Palais Lumière, Évian
Évian : Jules Adler

Peindre sous la Troisième République

Article mis en ligne le 5 mars 2018
dernière modification le 22 janvier 2018

Le Palais Lumière d’Évian présente l’exposition « Jules Adler, peindre sous la Troisième République » en partenariat avec le musée des Beaux-Arts de Dole et le Musée de la Piscine à Roubaix.
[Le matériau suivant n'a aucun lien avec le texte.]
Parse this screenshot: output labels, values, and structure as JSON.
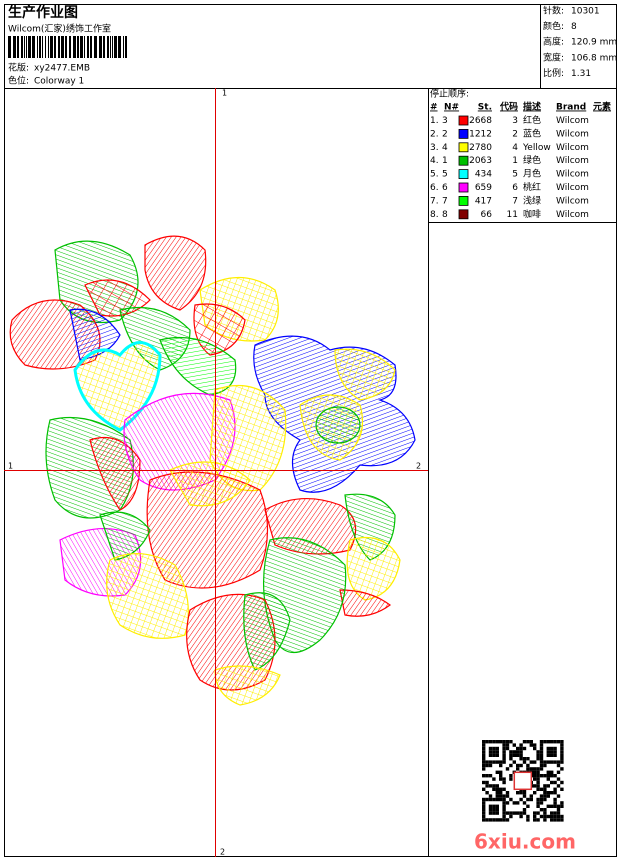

Peintre franc-comtois né à Luxeuil, Jules Adler (1865-1952) fait carrière dans la mouvance des artistes naturalistes attachés au quotidien, au monde ouvrier, au travail et à la ruralité. Au Palais Lumière, collections publiques et privées seront réunies afin de proposer un parcours en neuf étapes : devenir peintre, Luxeuil et la Franche-Comté, les rues de Paris, les gures populaires, la mine, le voyage, la Grande Guerre, les chemineaux et la peinture d’histoire.
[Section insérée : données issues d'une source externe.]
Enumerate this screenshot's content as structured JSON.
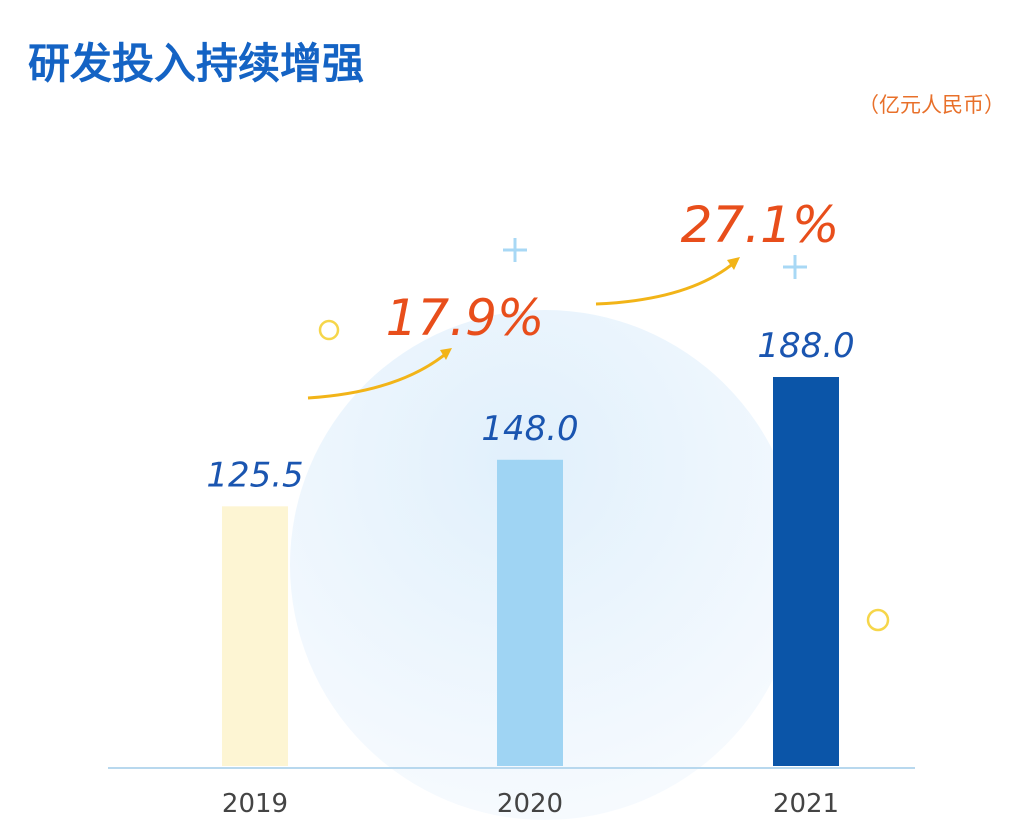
{
  "chart_data": {
    "type": "bar",
    "title": "研发投入持续增强",
    "subtitle": "（亿元人民币）",
    "categories": [
      "2019",
      "2020",
      "2021"
    ],
    "values": [
      125.5,
      148,
      188
    ],
    "value_labels": [
      "125.5",
      "148.0",
      "188.0"
    ],
    "colors": [
      "#fdf5d3",
      "#9fd4f3",
      "#0b55a8"
    ],
    "annotations": [
      "17.9%",
      "27.1%"
    ]
  }
}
Jules Adler, « L’Armistice », 1918
Huile sur toile. Musée Charles de Bruyères, Remiremont © ADAGP, Paris 2018

Adler, pendant la première moitié de sa carrière, de 1892 à 1908, est le peintre du peuple, des ouvriers et de la misère, préoccupé par l’actualiteé des luttes sociales. Il s’intéresse surtout au petit peuple des villes, Paris essentiellement, où il vit et où sa carrière débute. Sa peinture participe pleinement à l’engouement pour le naturalisme du régime républicain installé depuis 1870.
Ces années sont celles du développement d’un langage singulier au sein du naturalisme, celles des toiles comme La Rue, Les Las, La Soupe des Pauvres où l’artiste affirme une palette sombre pour peindre la misère sociale. Celles où il descend dans les mines de Charleroi pour représenter ce « pays noir », celles où il part au Creusot observer, dessiner et peindre les luttes des ouvriers des usines Schneider. Plus rarement à cette époque, Adler peint certains sujets plus légers, fêtes populaires ou petits métiers des rues, pour lesquels sa palette s’éclaircit et se colore.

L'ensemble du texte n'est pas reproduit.